Marr Contracting Managing Director, Simon Marr, said, “The site was congested and landlocked between two existing roads. The crawlers proposed would have placed a large surge load against the station box walls, which meant that the client would have to excavate around the box and fill in with groundworks to specific bearing pressures. The costs were excessive and would have had a major impact on the programme. Furthermore, using the crawlers would still have been a limited solution.”

He added, “The project will serve as a blueprint for future mega projects as decision makers recognise the benefits of decongested sites. Our approach, not only  with NRT but other clients also, is to use less cranes, but the right cranes to achieve greater efficiencies. For example, our solution facilitated lifting of loads from outside the project’s boundaries, which further decluttered the site and led to additional time and economic savings – not to mention a safer work environment.”

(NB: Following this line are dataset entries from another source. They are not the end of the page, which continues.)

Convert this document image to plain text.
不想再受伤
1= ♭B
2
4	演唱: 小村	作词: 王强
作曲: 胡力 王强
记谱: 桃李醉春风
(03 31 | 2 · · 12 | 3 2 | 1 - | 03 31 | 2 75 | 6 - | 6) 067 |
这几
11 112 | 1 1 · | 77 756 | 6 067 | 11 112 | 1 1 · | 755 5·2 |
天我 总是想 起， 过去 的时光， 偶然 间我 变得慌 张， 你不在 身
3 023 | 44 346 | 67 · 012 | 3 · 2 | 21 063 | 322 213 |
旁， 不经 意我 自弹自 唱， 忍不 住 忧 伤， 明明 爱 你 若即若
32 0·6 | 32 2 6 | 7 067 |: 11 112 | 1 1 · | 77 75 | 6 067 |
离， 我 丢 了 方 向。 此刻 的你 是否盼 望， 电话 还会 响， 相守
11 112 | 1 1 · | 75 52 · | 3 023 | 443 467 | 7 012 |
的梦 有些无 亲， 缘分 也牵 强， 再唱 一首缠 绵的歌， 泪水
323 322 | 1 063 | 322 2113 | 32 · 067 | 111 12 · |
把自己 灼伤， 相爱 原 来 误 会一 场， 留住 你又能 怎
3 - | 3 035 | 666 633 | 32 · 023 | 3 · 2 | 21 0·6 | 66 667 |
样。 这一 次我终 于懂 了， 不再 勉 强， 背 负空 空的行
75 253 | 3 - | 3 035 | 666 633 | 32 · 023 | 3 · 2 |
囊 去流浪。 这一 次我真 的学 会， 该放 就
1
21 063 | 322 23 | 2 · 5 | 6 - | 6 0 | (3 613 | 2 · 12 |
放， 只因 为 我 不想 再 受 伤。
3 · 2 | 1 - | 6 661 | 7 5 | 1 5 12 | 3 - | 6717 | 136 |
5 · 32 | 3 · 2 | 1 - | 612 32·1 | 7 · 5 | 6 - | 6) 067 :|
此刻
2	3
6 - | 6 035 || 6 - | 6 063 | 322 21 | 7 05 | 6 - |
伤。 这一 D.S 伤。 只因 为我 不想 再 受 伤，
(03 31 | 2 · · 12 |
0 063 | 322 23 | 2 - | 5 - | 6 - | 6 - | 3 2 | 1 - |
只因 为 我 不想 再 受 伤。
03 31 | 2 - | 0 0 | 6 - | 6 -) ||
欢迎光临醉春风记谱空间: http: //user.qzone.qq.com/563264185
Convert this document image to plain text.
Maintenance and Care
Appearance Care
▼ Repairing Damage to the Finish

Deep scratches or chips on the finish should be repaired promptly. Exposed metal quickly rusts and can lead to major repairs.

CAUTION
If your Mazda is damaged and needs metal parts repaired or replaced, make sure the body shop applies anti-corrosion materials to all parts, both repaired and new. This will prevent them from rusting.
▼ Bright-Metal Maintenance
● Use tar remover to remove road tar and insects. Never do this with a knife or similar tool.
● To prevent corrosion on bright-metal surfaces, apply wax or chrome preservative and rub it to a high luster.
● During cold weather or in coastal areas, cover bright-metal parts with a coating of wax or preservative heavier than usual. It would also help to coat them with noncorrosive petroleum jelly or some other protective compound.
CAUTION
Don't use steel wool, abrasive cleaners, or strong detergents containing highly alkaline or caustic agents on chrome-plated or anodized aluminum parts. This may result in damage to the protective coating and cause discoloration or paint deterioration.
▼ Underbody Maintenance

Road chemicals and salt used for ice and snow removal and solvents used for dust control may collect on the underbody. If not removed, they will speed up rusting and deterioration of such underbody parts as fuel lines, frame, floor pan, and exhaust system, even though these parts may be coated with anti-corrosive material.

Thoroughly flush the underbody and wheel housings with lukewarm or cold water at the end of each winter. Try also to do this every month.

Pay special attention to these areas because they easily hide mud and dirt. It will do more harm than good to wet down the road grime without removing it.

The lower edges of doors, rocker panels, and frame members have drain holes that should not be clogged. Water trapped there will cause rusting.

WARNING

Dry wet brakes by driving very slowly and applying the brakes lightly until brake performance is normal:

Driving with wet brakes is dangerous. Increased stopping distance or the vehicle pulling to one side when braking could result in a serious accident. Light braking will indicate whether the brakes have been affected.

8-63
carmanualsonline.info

The cranes provided were both the result of design collaboration between Marr and manufacturer Favelle Favco: a 330t capacity M2480D with 90m boom and a 200t capacity M1680D with 62m boom. They lifted a variety of loads, including pre-cast beams, columns and panels weighing up to 60t; in addition to site machinery, such as earth-moving equipment, mobile cranes, concrete, reinforcing steel, and general construction materials required for a tunnels project of such magnitude. Dialogue was opened in April 2016, and a craneage methodology developed in consultation with the client to suit their preferred construction methodology. The first crane was erected a year later and the job completed in October 2018.

Marr Contracting have leveraged the success of the NRT project to present the benefits of combining fewer cranes with greater efficiency on similar scale sites, including the new Sydney Metro City and Southwest Stage where they have been awarded multiple stations using this same new technology. A number of global projects have adopted the cut-and-cover box method, where crawler cranes are nearly always the immediate consideration. However, the installation of the right tower cranes can change the way the entire project is constructed, principally because of the ability to lift bigger pieces, reduce land, and remove the requirement for costly, challenging, and time-consuming groundworks.

Simon Marr said, “Using fewer, higher capacity cranes also reduces the chances of collisions as multiple work fronts interact. The benefits of anti-collision technology are widely preached in our industry but it is often a band-aid solution for poor crane selection. We continuously strive to challenge traditional methodologies in order to design craneage strategies that are built around the requirements of the project versus the limitations of the cranes.”